Todos los seres humanos entendemos qué es el miedo, ese maligno escondido en los entresijos de nuestro cerebro desde hace millones de años. Cala inconsciente en nosotros produciendo un resquebrajamiento de nuestros hábitos. Cuando uno de ellos se altera, nuestra “mecánica cerebral” cambia. Y cuando esa alteración es, además, larga y prolongada se transforman nuestros procesos mentales y con ello la relación con los demás y el mundo. Todo eso tiene sustratos físicos, neuroquímicos, en las redes neuronales de varias y diferentes áreas del cerebro, entre ellas y principalmente las de nuestro sistema límbico o cerebro emocional y ganglios basales. Pero todo esto es diferente dependiendo de que hablemos de niños, adultos o personas mayores. En estos últimos, los cambios mentales y cerebrales inciden de una manera casi definitiva. Pocos políticos y “expertos” parecen conocer esta realidad. De hecho, llegó a considerarse en los planes socio-sanitarios confinar más y durante más tiempo a los mayores. Y es que en una persona jubilada (persona retirada y en muchos casos, sin “júbilo” alguno), el “norte”, lo que da “sentido pleno” a su conducta en la vida reside, con enorme peso psicológico, en su relación emocional con los demás.

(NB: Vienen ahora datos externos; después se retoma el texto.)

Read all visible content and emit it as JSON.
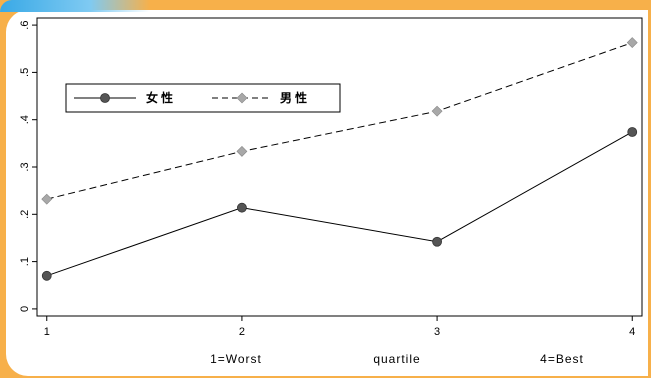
{
  "chart_data": {
    "type": "line",
    "x": [
      1,
      2,
      3,
      4
    ],
    "xticks": [
      "1",
      "2",
      "3",
      "4"
    ],
    "yticks": [
      "0",
      ".1",
      ".2",
      ".3",
      ".4",
      ".5",
      ".6"
    ],
    "ytick_values": [
      0,
      0.1,
      0.2,
      0.3,
      0.4,
      0.5,
      0.6
    ],
    "ylim": [
      -0.015,
      0.615
    ],
    "xlim": [
      0.95,
      4.05
    ],
    "grid": false,
    "legend_position": "top-left",
    "x_annotations": [
      "1=Worst",
      "quartile",
      "4=Best"
    ],
    "series": [
      {
        "name": "女性",
        "values": [
          0.07,
          0.214,
          0.142,
          0.374
        ],
        "color": "#000000",
        "marker_color": "#555555",
        "marker": "circle",
        "dash": "solid"
      },
      {
        "name": "男性",
        "values": [
          0.232,
          0.333,
          0.418,
          0.563
        ],
        "color": "#000000",
        "marker_color": "#a8a8a8",
        "marker": "diamond",
        "dash": "dashed"
      }
    ]
  }
}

La neurociencia cognitiva nos enseña hoy que “ser viejo no es estar muerto”, que el cerebro envejecido, si continúa encendido por ese motor que es la emoción, sigue teniendo una gran potencia “plástica” de cambio regenerador. Hoy ya sabemos de forma sólida que es posible retrasar de modo significativo el envejecimiento del cerebro y que ello repercutirá, en una extensión del último segmento del arco de la vida, no solo en cuanto a su productividad laboral, sino también, y de modo relevante, a su consideración y estatus socio-cultural. Tanto es así que, dependiendo de los hábitos o estilos de vida, hay personas con una “edad cronológica” de 70-75 años que poseen una “edad biológica” de 55 años. Por esto, un “confinamiento emocional prolongado” puede llegar a cercenar su “sentido de vida” y calar muy profundamente en su cerebro. Ningún político ha tenido en cuenta estas consideraciones en las medidas socio sanitarias a tomar. Y es bastante triste.